Константин Кропоткин

Набор

Набор был небольшой. Как шесть спичечных коробков, составленных в два ряда, и толщиной приметно с коробок.

Ну, или с палец.

У него была крышка, сделанная, наверное, из спрессованных красных блесток. Пурпурно-красная и переливчатая, как любят китайцы.

Это был китайский набор. Его привезли из Китая, а прежде в Китае сделали: заварили каких-то красок, смешали с чем-то, похожим на вазелин, – так и получилась разноцветная субстанция. Там, внутри коробочки, был и светло-зеленый, и синий, и почти белый, и фиолетовый. Буйства красок я не помню – помню только вазелиновый жирный блеск.

Набор был первым, который она купила. Первым – таким. Кроме разноцветных квадратиков там лежала кисточка (или даже две: волосинки были собраны в пучки с обеих сторон этой тонкой, чуть больше спички, палочки).

Она купила набор – в «комиссионке». Еще одно слово, которого больше нет, а им она называла место, которого тоже уже нет, которое Ленка, дочь, старшая из двоих ее детей, именовала «комком» – то есть «коммерческим магазином». То есть дело было в те времена, когда советское госимущество еще только начинали раздирать на части, но до этого не было дела ни ей, ни веселой веснушчатой Ленке, которая училась в выпускном классе, мечтала танцевать всю жизнь напролет, не зная еще, что поступит она в медучилище. А после него будет работать в больнице, а далее пойдет в госпиталь – в армию, – будет там служить, и будет делать это хорошо, чего не скажешь про ее младшего братца, который в армию не пошел, но на момент нашей истории о временах столь отдаленных не думал вовсе.

Они его не интересовали.

В детстве мир меньше в реальном смысле, но больше в метафизическом. Ты знаешь, что время еще есть, и чувствуешь огромное пространство вокруг, а еще странную сдавленность. Скоро – думаешь какой-то отдаленной тонкой мыслью – «оковы тяжкие падут, темницы рухнут, и сво-бо-да».

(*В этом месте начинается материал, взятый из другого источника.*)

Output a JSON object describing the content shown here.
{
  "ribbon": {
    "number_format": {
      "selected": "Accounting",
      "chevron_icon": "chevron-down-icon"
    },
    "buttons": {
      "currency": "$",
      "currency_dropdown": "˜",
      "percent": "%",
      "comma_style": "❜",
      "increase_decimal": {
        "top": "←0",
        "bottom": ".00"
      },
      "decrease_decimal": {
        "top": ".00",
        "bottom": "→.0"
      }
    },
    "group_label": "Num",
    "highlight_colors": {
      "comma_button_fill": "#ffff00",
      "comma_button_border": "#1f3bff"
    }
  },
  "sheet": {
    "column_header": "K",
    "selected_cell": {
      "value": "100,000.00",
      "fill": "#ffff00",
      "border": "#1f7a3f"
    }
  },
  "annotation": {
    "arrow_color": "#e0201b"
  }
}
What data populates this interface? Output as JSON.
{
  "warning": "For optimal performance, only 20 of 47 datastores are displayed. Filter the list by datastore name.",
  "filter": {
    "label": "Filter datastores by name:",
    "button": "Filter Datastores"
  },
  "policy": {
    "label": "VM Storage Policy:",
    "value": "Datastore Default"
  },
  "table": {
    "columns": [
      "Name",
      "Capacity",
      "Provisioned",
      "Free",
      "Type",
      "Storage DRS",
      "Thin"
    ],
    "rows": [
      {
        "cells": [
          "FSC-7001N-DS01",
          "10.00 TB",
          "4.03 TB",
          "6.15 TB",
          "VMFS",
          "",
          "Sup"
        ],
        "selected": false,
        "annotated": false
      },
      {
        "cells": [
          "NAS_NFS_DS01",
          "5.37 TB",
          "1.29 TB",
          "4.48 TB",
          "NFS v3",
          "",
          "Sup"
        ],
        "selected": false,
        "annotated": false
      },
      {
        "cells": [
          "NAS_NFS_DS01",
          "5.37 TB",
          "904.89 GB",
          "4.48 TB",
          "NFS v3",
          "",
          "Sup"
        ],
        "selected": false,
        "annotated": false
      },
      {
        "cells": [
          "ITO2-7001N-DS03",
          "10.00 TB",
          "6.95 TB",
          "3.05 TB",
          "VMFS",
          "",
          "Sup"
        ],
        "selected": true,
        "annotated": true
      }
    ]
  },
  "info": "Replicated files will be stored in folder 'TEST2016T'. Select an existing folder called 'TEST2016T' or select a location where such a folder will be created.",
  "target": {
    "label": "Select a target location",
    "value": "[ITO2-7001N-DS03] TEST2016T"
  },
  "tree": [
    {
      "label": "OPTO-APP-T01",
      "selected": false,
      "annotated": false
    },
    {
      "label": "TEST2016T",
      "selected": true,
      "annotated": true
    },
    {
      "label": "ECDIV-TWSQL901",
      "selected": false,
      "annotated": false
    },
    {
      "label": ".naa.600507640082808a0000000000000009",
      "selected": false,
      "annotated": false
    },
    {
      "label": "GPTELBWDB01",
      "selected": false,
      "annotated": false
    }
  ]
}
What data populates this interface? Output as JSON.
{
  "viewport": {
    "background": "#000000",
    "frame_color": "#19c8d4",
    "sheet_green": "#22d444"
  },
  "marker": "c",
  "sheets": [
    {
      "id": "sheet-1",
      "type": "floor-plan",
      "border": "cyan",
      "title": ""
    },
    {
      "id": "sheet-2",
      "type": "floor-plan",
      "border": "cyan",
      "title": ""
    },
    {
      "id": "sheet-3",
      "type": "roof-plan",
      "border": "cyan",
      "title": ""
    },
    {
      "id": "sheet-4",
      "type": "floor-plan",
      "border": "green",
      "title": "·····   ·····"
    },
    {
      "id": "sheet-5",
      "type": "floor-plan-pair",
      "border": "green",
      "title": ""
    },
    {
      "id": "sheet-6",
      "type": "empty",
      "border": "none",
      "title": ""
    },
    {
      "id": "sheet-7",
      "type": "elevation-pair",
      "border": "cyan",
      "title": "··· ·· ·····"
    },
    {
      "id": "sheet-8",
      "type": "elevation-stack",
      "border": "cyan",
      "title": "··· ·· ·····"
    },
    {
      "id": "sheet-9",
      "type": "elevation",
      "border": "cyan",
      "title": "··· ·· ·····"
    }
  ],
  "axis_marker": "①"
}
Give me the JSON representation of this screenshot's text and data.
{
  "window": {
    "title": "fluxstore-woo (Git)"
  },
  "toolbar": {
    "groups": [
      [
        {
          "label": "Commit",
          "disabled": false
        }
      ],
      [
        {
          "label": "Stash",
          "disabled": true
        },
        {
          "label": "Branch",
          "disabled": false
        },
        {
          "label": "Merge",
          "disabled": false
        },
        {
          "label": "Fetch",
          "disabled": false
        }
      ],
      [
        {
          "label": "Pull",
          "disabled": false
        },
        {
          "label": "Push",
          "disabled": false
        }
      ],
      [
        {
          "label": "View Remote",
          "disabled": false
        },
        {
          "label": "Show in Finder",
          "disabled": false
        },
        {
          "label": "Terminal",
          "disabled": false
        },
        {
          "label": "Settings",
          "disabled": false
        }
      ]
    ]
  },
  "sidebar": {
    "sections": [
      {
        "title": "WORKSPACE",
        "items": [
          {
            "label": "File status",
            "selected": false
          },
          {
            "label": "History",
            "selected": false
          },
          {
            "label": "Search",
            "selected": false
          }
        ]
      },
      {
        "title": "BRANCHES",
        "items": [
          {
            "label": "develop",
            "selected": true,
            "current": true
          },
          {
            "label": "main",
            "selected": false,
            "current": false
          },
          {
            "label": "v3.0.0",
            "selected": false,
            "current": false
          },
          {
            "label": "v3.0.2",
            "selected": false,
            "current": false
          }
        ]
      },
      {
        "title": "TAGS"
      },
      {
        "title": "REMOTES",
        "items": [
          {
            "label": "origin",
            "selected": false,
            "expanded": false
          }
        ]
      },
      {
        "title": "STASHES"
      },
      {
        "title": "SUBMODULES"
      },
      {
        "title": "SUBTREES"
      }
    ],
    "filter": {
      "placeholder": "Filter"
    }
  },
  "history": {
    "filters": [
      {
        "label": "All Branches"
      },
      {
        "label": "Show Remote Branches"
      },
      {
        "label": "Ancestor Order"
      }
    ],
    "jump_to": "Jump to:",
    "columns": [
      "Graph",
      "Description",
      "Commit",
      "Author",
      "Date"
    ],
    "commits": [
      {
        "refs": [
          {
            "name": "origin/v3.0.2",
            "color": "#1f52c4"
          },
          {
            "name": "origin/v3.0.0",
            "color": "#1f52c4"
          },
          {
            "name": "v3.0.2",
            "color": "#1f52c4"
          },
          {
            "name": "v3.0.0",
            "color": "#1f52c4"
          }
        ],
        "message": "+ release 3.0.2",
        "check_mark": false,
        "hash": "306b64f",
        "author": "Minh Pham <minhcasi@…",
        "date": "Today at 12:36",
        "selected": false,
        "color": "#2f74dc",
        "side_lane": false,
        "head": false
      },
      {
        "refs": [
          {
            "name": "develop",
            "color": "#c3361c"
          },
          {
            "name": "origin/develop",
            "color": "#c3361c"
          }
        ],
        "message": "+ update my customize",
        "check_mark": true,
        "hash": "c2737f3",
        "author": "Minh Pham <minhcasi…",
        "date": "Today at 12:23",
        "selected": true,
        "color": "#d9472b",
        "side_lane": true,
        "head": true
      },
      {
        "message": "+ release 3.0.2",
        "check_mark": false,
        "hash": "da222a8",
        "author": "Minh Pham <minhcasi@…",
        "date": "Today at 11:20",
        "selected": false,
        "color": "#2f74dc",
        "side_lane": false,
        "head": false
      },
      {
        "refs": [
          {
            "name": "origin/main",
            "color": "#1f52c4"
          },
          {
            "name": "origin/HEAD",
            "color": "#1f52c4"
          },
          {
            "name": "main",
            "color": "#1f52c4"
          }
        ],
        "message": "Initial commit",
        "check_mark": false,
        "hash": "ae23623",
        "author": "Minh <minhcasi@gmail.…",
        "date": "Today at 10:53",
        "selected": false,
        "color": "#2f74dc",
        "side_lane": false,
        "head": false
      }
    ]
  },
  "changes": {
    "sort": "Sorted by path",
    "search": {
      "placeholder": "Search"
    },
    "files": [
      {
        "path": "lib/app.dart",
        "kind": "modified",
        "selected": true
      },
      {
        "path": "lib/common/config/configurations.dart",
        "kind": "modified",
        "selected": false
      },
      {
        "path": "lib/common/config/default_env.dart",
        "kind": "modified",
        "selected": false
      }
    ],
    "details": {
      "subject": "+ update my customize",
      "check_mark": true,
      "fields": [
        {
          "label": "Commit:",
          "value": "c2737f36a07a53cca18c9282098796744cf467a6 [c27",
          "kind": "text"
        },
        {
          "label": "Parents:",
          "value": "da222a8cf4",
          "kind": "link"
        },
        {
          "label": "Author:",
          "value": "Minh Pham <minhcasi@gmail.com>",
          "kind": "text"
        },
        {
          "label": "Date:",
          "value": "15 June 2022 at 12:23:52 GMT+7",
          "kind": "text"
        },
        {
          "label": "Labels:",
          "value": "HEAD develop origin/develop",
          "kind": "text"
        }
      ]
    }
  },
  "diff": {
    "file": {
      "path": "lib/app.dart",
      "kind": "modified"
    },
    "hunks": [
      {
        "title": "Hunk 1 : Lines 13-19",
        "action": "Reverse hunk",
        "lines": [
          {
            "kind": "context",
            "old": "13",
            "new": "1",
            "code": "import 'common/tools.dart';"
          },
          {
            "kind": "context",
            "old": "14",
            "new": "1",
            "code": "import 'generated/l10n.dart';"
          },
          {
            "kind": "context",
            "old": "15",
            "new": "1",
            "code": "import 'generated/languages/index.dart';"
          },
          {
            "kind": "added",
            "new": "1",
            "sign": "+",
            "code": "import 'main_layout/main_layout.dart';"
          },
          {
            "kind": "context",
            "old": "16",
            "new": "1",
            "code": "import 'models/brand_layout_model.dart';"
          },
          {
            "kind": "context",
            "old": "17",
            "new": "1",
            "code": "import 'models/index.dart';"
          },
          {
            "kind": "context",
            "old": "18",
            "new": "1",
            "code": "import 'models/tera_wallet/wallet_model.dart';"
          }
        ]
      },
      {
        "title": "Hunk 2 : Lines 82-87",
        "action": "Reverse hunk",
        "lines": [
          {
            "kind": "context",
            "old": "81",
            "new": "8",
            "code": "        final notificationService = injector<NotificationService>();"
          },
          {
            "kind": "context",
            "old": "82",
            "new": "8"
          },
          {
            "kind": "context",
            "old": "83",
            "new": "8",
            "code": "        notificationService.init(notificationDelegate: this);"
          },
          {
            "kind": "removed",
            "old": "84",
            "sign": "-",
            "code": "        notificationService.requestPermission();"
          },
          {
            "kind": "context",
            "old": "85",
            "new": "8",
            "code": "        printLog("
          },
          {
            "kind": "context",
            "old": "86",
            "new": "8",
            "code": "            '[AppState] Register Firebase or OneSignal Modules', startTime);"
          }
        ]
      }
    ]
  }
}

А у нее был набор, а на набор засматривалась Ленка. Она тоже хотела, как мать, вставать по утрам и после душа, без юбки, в одних колготках, но уже в отглаженной светлой блузке, садиться за кухонный стол, раскрывать красную переливчатую коробочку и, заглядывая в крохотное зеркальце на внутренней стороне крышки, малевать над глазами сложные узоры.

Она любила синевато-бежевые.

Раскрасив веки и немного под глазами, она закрывала набор, заталкивала коробочку в картонную упаковку, уже обтрепавшуюся по углам и краям, относила в свою спальню, а там клала в верхний ящик письменного стола, за которым много лет спустя будет сидеть и делать уроки сын Ленки, Лева, щурящийся конопатый отличник.